Die Neuigkeiten sanken jetzt erst richtig ein. Ich musste mich ihnen stellen. Nana war über achtzig, und sie war krank.
Kayla tätschelte meinen Arm. »Sie ist zwar alt, aber sie ist auch stark, und sie will noch eine ganze Weile bei uns bleiben.
Das ist wichtig, Alex.
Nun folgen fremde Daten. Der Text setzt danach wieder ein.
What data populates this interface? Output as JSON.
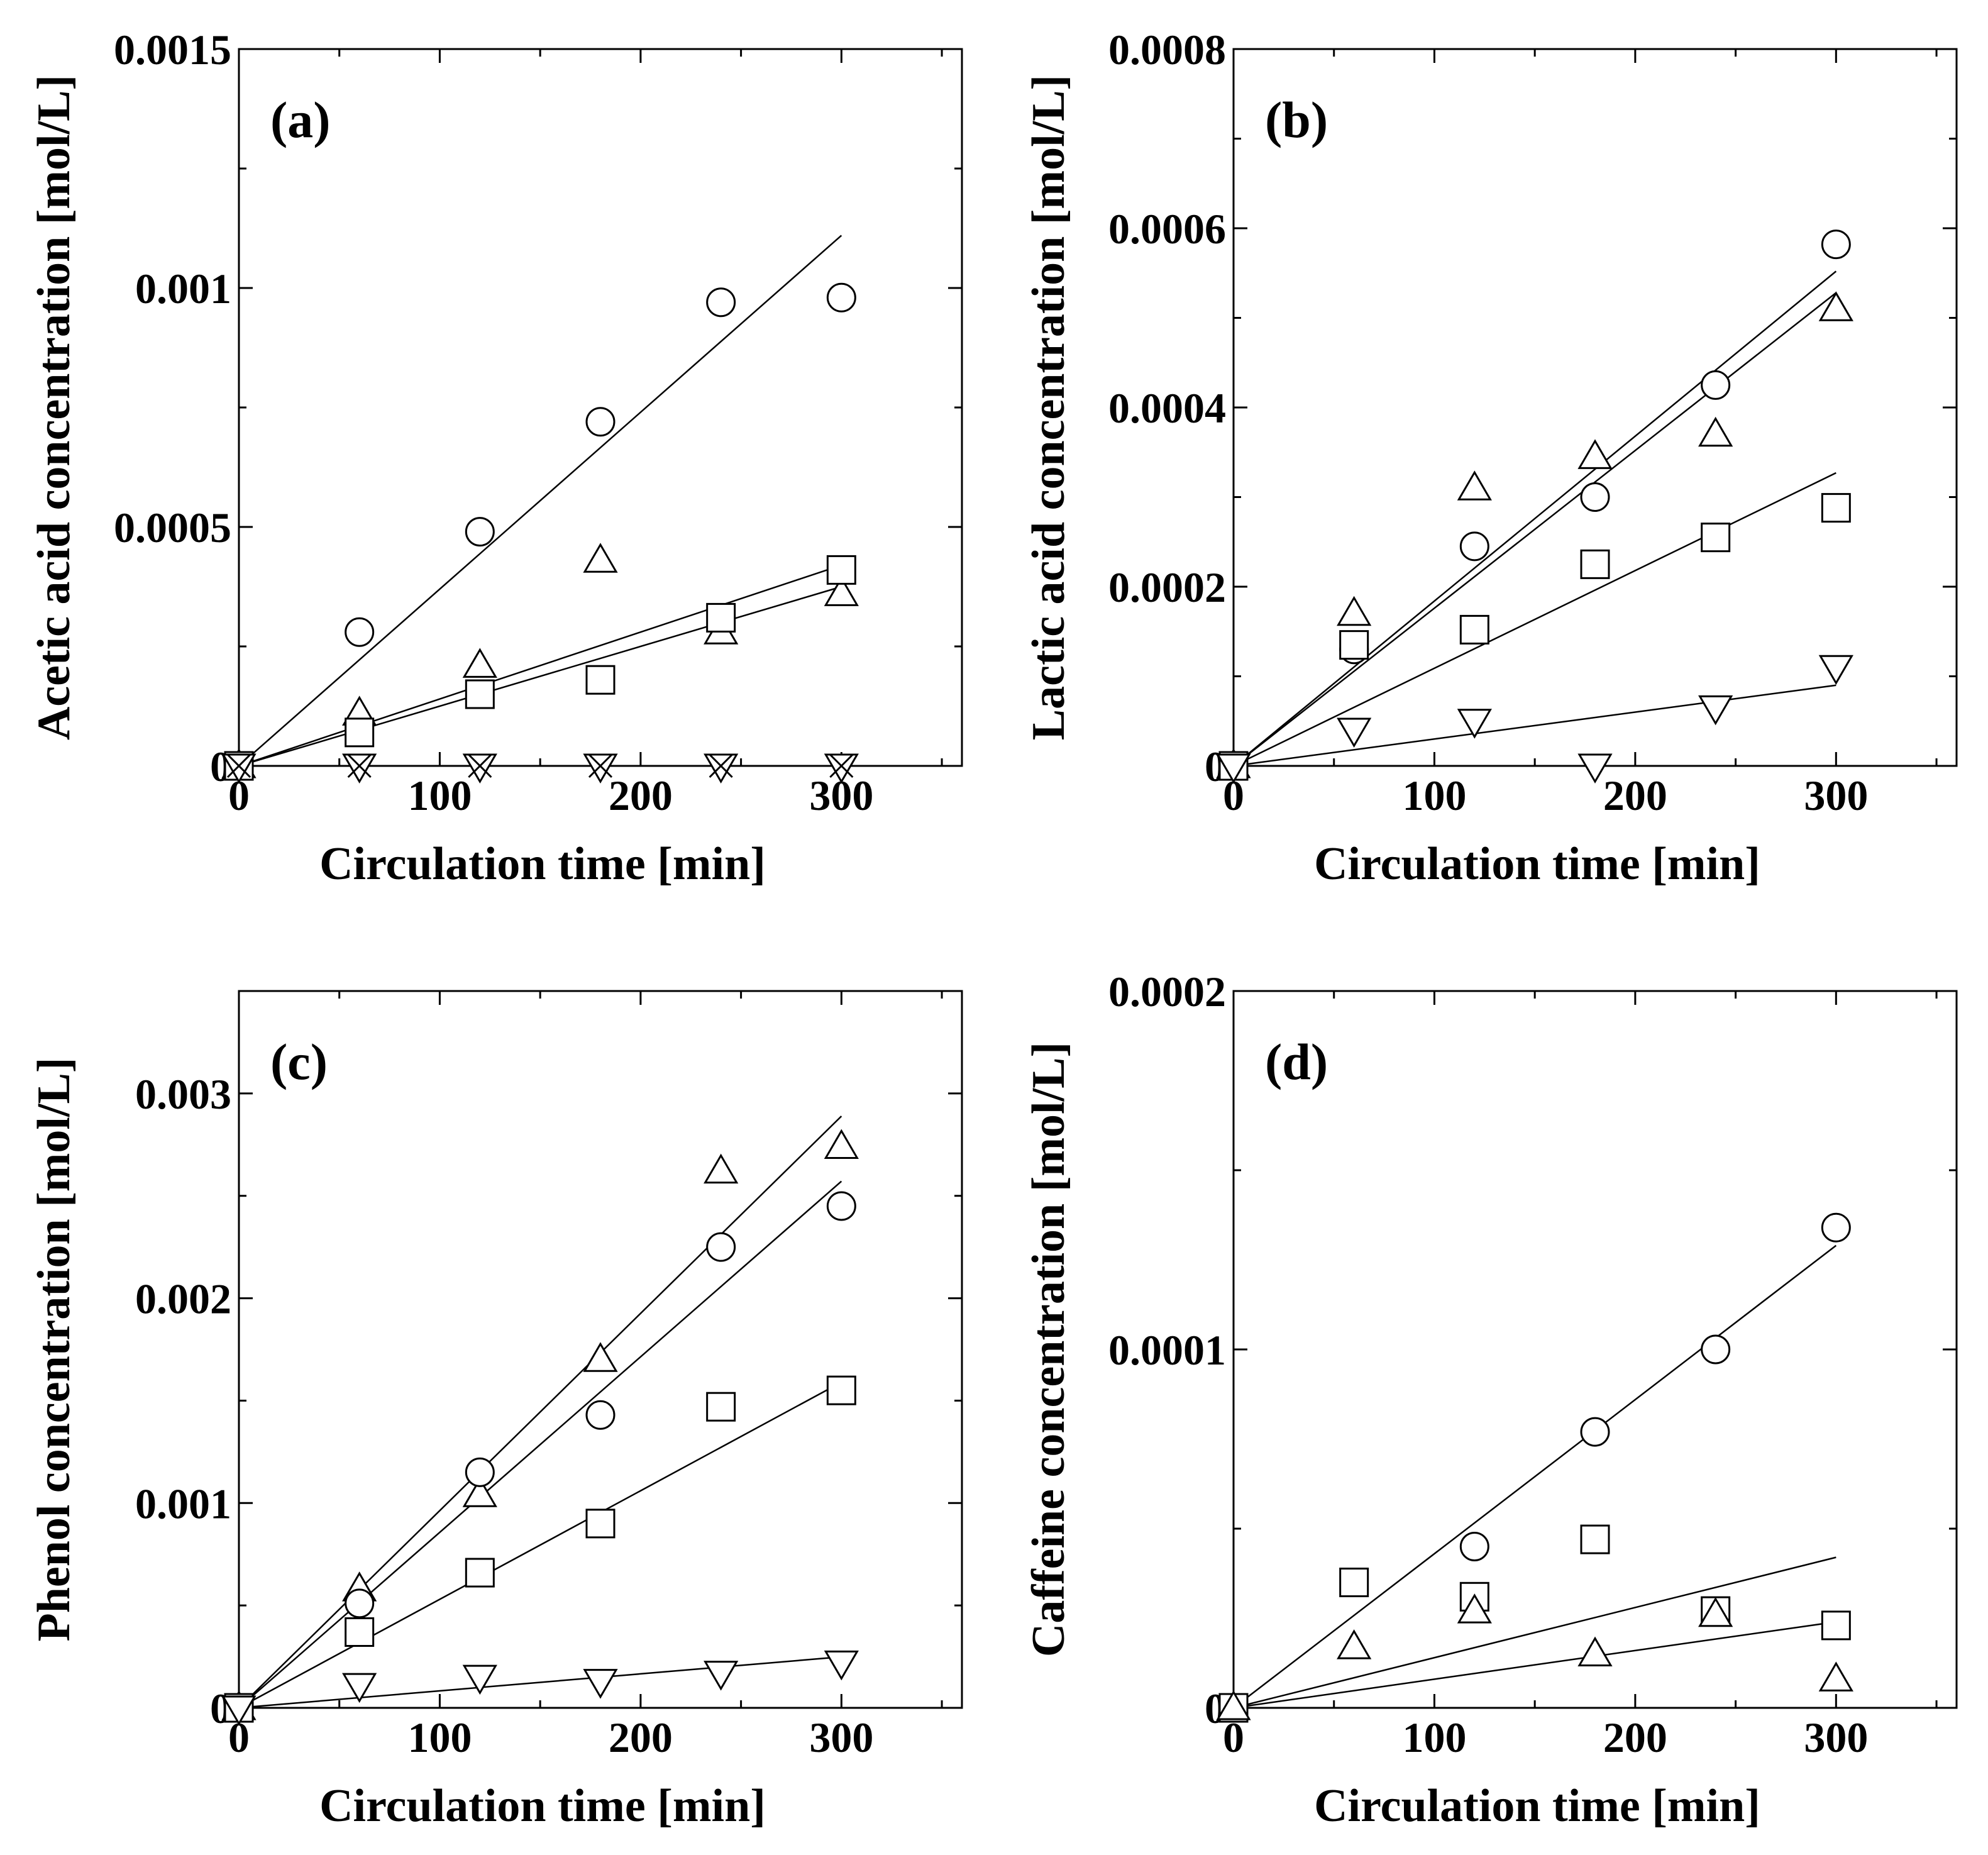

Nana glaubt, dass Sie und die Kinder sie brauchen.«
Schließlich gelang mir ein mühsames Lächeln. »Na ja, in dem Punkt hat sie Recht.«
»Lassen Sie sie nicht zu viel tun, ja?«
»Es ist schwer, sie auf Sparflamme zu halten.«
»Dann binden Sie sie fest, wenn’s sein muss«, sagte Kayla Coles und lachte.
Ich konnte nicht lachen. Ich wusste ziemlich viel über Herzkrankheiten aus meiner Zeit an der John-Hopkins-Universität.
Ich würde Nana mit Sicherheit scharf beobachten. »Was ist mit Ihnen, Doktor Coles? Was ist mit Ihrem Arbeitspensum? Fast zehn Uhr, und Sie machen noch Hausbesuche.«
Sie zuckte die Schultern. Die Frage schien ihr peinlich zu sein. »Ich bin jung. Ich bin kräftig und glaube, dass die Menschen in dieser Nachbarschaft einen ordentlichen Gesundheitsdienst brauchen, den sie sich leisten können. Und ich bemühe mich, ihnen das zu geben. Gute Nacht, Alex. Passen Sie gut auf Ihre Großmutter auf.«
»Das werde ich, versprochen.«
»Der Pfad zur Hölle«, sagte sie.
»Ist mit guten Vorsätzen gepflastert.«
Sie nickte und verließ die Veranda. »Sagen Sie allen eine gute Nacht von mir.« Dr. Coles lief die Fifth Street hinunter auf dem Weg zu ihrem letzten Hausbesuch für heute.
88
Am nächsten Tag suchte ich nach weiteren Hintergrundinformationen über die »Drei blinden Mäuse«. Ich klebte Notizen an die Wände in meinem Dachzimmer, aber ich konnte mich einfach nicht konzentrieren. Nanas Labortests sollten am Nachmittag kommen.